Let’s now define a plan and execute it:

var wayangPlan = new WayangPlan(predictedSink, groundTruthSink)

new WayangContext().with {
    register(Java.basicPlugin())
    register(Tensorflow.plugin())
    execute(wayangPlan)
}

println "predicted:    $predicted"
println "ground truth: $groundTruth"

var correct = predicted.indices.count{ predicted[it] == groundTruth[it] }
println "test accuracy: ${correct / predicted.size()}"
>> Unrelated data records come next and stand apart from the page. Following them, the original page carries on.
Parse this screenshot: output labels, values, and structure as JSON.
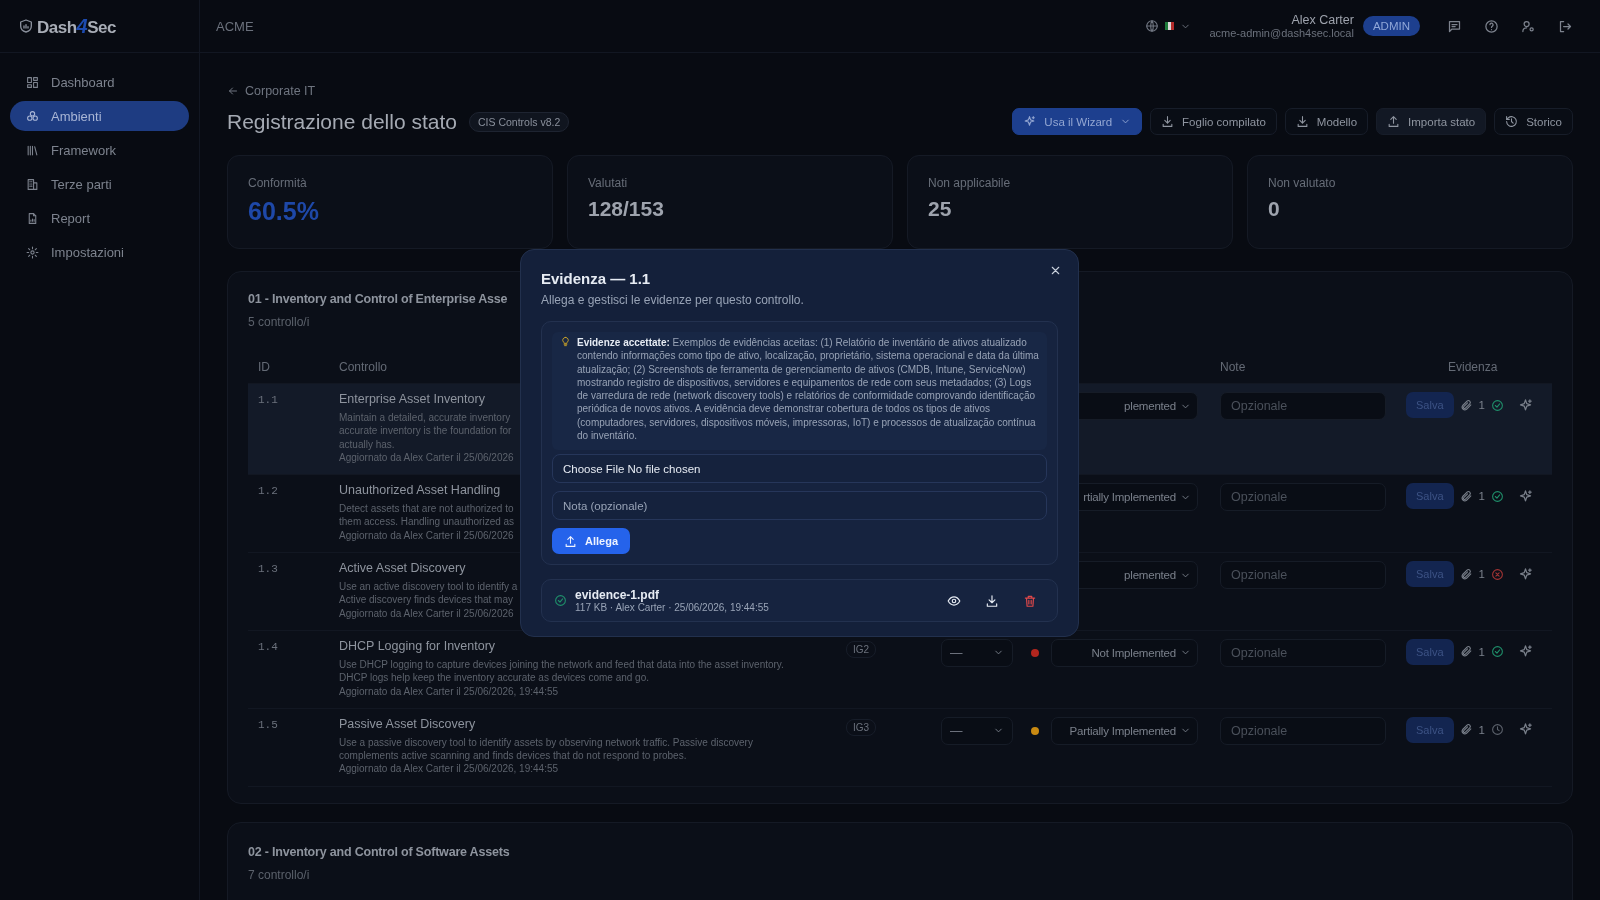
{
  "logo": {
    "before": "Dash",
    "mark": "4",
    "after": "Sec"
  },
  "sidebar": {
    "items": [
      {
        "label": "Dashboard",
        "selected": false
      },
      {
        "label": "Ambienti",
        "selected": true
      },
      {
        "label": "Framework",
        "selected": false
      },
      {
        "label": "Terze parti",
        "selected": false
      },
      {
        "label": "Report",
        "selected": false
      },
      {
        "label": "Impostazioni",
        "selected": false
      }
    ]
  },
  "topbar": {
    "org": "ACME",
    "user": {
      "name": "Alex Carter",
      "email": "acme-admin@dash4sec.local",
      "role": "ADMIN"
    }
  },
  "page": {
    "back": "Corporate IT",
    "title": "Registrazione dello stato",
    "badge": "CIS Controls v8.2",
    "actions": [
      {
        "label": "Usa il Wizard",
        "kind": "primary"
      },
      {
        "label": "Foglio compilato",
        "kind": "outline"
      },
      {
        "label": "Modello",
        "kind": "outline"
      },
      {
        "label": "Importa stato",
        "kind": "soft"
      },
      {
        "label": "Storico",
        "kind": "outline"
      }
    ]
  },
  "stats": [
    {
      "label": "Conformità",
      "value": "60.5%",
      "kind": "accent"
    },
    {
      "label": "Valutati",
      "value": "128/153",
      "kind": "plain"
    },
    {
      "label": "Non applicabile",
      "value": "25",
      "kind": "plain"
    },
    {
      "label": "Non valutato",
      "value": "0",
      "kind": "plain"
    }
  ],
  "section": {
    "title": "01 - Inventory and Control of Enterprise Asse",
    "count": "5 controllo/i",
    "columns": {
      "id": "ID",
      "control": "Controllo",
      "note": "Note",
      "evidence": "Evidenza"
    },
    "rows": [
      {
        "id": "1.1",
        "title": "Enterprise Asset Inventory",
        "description": [
          "Maintain a detailed, accurate inventory",
          "accurate inventory is the foundation for",
          "actually has."
        ],
        "updated": "Aggiornato da Alex Carter il 25/06/2026",
        "status": "plemented",
        "note_placeholder": "Opzionale",
        "save": "Salva",
        "attachments": "1",
        "verified": true,
        "rejected": false,
        "selected": true
      },
      {
        "id": "1.2",
        "title": "Unauthorized Asset Handling",
        "description": [
          "Detect assets that are not authorized to",
          "them access. Handling unauthorized as"
        ],
        "updated": "Aggiornato da Alex Carter il 25/06/2026",
        "status": "rtially Implemented",
        "note_placeholder": "Opzionale",
        "save": "Salva",
        "attachments": "1",
        "verified": true,
        "rejected": false,
        "selected": false
      },
      {
        "id": "1.3",
        "title": "Active Asset Discovery",
        "description": [
          "Use an active discovery tool to identify a",
          "Active discovery finds devices that may"
        ],
        "updated": "Aggiornato da Alex Carter il 25/06/2026",
        "status": "plemented",
        "note_placeholder": "Opzionale",
        "save": "Salva",
        "attachments": "1",
        "verified": false,
        "rejected": true,
        "selected": false
      },
      {
        "id": "1.4",
        "title": "DHCP Logging for Inventory",
        "description": [
          "Use DHCP logging to capture devices joining the network and feed that data into the asset inventory.",
          "DHCP logs help keep the inventory accurate as devices come and go."
        ],
        "updated": "Aggiornato da Alex Carter il 25/06/2026, 19:44:55",
        "ig": "IG2",
        "level": "—",
        "color": "#b3261e",
        "status": "Not Implemented",
        "note_placeholder": "Opzionale",
        "save": "Salva",
        "attachments": "1",
        "verified": true,
        "rejected": false,
        "selected": false
      },
      {
        "id": "1.5",
        "title": "Passive Asset Discovery",
        "description": [
          "Use a passive discovery tool to identify assets by observing network traffic. Passive discovery",
          "complements active scanning and finds devices that do not respond to probes."
        ],
        "updated": "Aggiornato da Alex Carter il 25/06/2026, 19:44:55",
        "ig": "IG3",
        "level": "—",
        "color": "#c98a12",
        "status": "Partially Implemented",
        "note_placeholder": "Opzionale",
        "save": "Salva",
        "attachments": "1",
        "verified": false,
        "rejected": false,
        "selected": false
      }
    ]
  },
  "next_section": {
    "title": "02 - Inventory and Control of Software Assets",
    "count": "7 controllo/i"
  },
  "modal": {
    "title": "Evidenza — 1.1",
    "subtitle": "Allega e gestisci le evidenze per questo controllo.",
    "hint": "**Evidenze accettate:** Exemplos de evidências aceitas: (1) Relatório de inventário de ativos atualizado contendo informações como tipo de ativo, localização, proprietário, sistema operacional e data da última atualização; (2) Screenshots de ferramenta de gerenciamento de ativos (CMDB, Intune, ServiceNow) mostrando registro de dispositivos, servidores e equipamentos de rede com seus metadados; (3) Logs de varredura de rede (network discovery tools) e relatórios de conformidade comprovando identificação periódica de novos ativos. A evidência deve demonstrar cobertura de todos os tipos de ativos (computadores, servidores, dispositivos móveis, impressoras, IoT) e processos de atualização contínua do inventário.",
    "file_field": "Choose File No file chosen",
    "note_placeholder": "Nota (opzionale)",
    "attach": "Allega",
    "files": [
      {
        "name": "evidence-1.pdf",
        "meta": "117 KB · Alex Carter · 25/06/2026, 19:44:55",
        "verified": true
      }
    ]
  }
}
When run we get the following output:

Start training:
[epoch 1, batch 1] loss: 6.300267 accuracy: 0.111111
[epoch 1, batch 2] loss: 2.127365 accuracy: 0.488889
[epoch 1, batch 3] loss: 1.647756 accuracy: 0.333333
[epoch 2, batch 1] loss: 1.245312 accuracy: 0.333333
[epoch 2, batch 2] loss: 1.901310 accuracy: 0.422222
[epoch 2, batch 3] loss: 1.388500 accuracy: 0.244444
[epoch 3, batch 1] loss: 0.593732 accuracy: 0.888889
[epoch 3, batch 2] loss: 0.856900 accuracy: 0.466667
[epoch 3, batch 3] loss: 0.595979 accuracy: 0.755556
[epoch 4, batch 1] loss: 0.749081 accuracy: 0.666667
[epoch 4, batch 2] loss: 0.945480 accuracy: 0.577778
[epoch 4, batch 3] loss: 0.611283 accuracy: 0.755556
[epoch 5, batch 1] loss: 0.625158 accuracy: 0.666667
[epoch 5, batch 2] loss: 0.717461 accuracy: 0.577778
[epoch 5, batch 3] loss: 0.525020 accuracy: 0.600000
[epoch 6, batch 1] loss: 0.308523 accuracy: 0.888889
[epoch 6, batch 2] loss: 0.830118 accuracy: 0.511111
[epoch 6, batch 3] loss: 0.637414 accuracy: 0.600000
[epoch 7, batch 1] loss: 0.265740 accuracy: 0.888889
[epoch 7, batch 2] loss: 0.676369 accuracy: 0.511111
[epoch 7, batch 3] loss: 0.443011 accuracy: 0.622222
[epoch 8, batch 1] loss: 0.345936 accuracy: 0.666667
[epoch 8, batch 2] loss: 0.599690 accuracy: 0.577778
[epoch 8, batch 3] loss: 0.395788 accuracy: 0.755556
[epoch 9, batch 1] loss: 0.342955 accuracy: 0.688889
[epoch 9, batch 2] loss: 0.477057 accuracy: 0.933333
[epoch 9, batch 3] loss: 0.376597 accuracy: 0.822222
[epoch 10, batch 1] loss: 0.202404 accuracy: 0.888889
[epoch 10, batch 2] loss: 0.515777 accuracy: 0.600000
[epoch 10, batch 3] loss: 0.318649 accuracy: 0.911111
Finish training.

predicted:    [0, 0, 0, 0, 0, 1, 1, 1, 1, 1, 2, 2, 2, 2, 2]
ground truth: [0, 0, 0, 0, 0, 1, 1, 1, 1, 1, 2, 2, 2, 2, 2]
test accuracy: 1

There is an element of randomness in our use case, so you might get slightly different results for each run.

We hope you learned a little about Apache Groovy and Apache Wayang! Why not get involved!